I’m hoping to move to Spain full time one day and work with homeless people here, but I don’t know if Brexit will affect this. I guess I’ll just have to wait and see.”
A bench with armrests to deter homeless people sleeping. Photo by Leah Pattem.
We often talk about the good things that bring us to Spain, but we don’t often talk about the good things that we bring to Spain. In Andrew Craig’s case, love brought him here, but what he brings with him is a plan to help vulnerable expats, and there are many.
After the financial crisis, many British expats suddenly found themselves without a home. The catalyst was often the loss of work, therefore loss of income and, ultimately, the loss of a rented property. Thousands of homeowners too became victims of unlicensed housing that had been illegally built during the pre-crisis boom. They watched their houses razed to the ground – life savings gone.

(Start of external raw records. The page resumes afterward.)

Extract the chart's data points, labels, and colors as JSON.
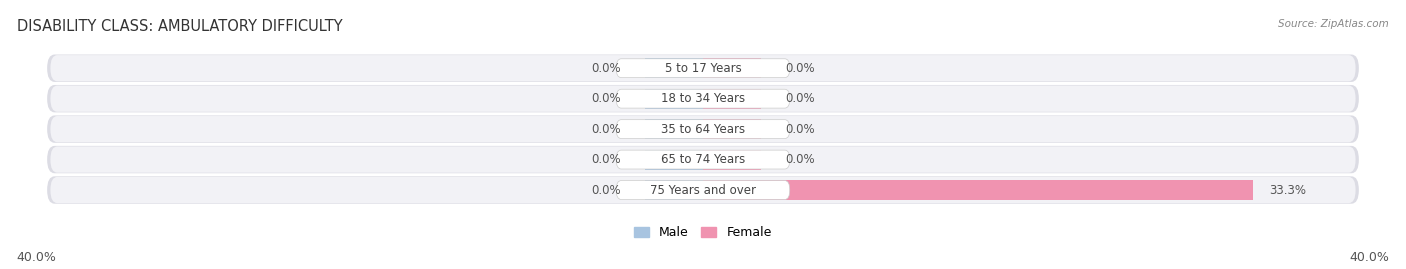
{
  "title": "DISABILITY CLASS: AMBULATORY DIFFICULTY",
  "source": "Source: ZipAtlas.com",
  "categories": [
    "5 to 17 Years",
    "18 to 34 Years",
    "35 to 64 Years",
    "65 to 74 Years",
    "75 Years and over"
  ],
  "male_values": [
    0.0,
    0.0,
    0.0,
    0.0,
    0.0
  ],
  "female_values": [
    0.0,
    0.0,
    0.0,
    0.0,
    33.3
  ],
  "xlim": 40.0,
  "male_color": "#a8c4e0",
  "female_color": "#f093b0",
  "row_bg_color": "#e8e8ee",
  "row_inner_color": "#f5f5f8",
  "label_color": "#555555",
  "title_fontsize": 10.5,
  "source_fontsize": 7.5,
  "axis_fontsize": 9,
  "legend_fontsize": 9,
  "category_fontsize": 8.5,
  "value_fontsize": 8.5,
  "background_color": "#ffffff",
  "min_bar_width": 3.5,
  "center_label_bg": "#ffffff"
}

Seeking help can be hard for many reasons, including not being able to speak the local language. When the government doesn’t help, charities often step in, but, as Andrew found, offering just food and shelter does something, but what so many need is inspiration, and that’s where Homeless Entrepreneurs comes in.
Barcelona-based social enterprise, Homeless Entrepreneurs works with homeless people at every stage of their recovery: from that initial 15-minute conversation to training, finding a home and setting up a business.
Homeless Entrepreneurs is a non-religious organisation, and purposely avoids any kind of short-term fixes. Those who make a full recovery with them then have the opportunity to help others get off the streets too.
“One of my biggest barriers when I was homeless was confidence and self-worth, so to have someone who believes in you and encourages you to get where you want to be is invaluable”, said Andrew.
A 15-minute conversation gives someone a voice. It empowers them and also enlightens us. Nothing is going to change overnight, but some of us are working on it – and you can too.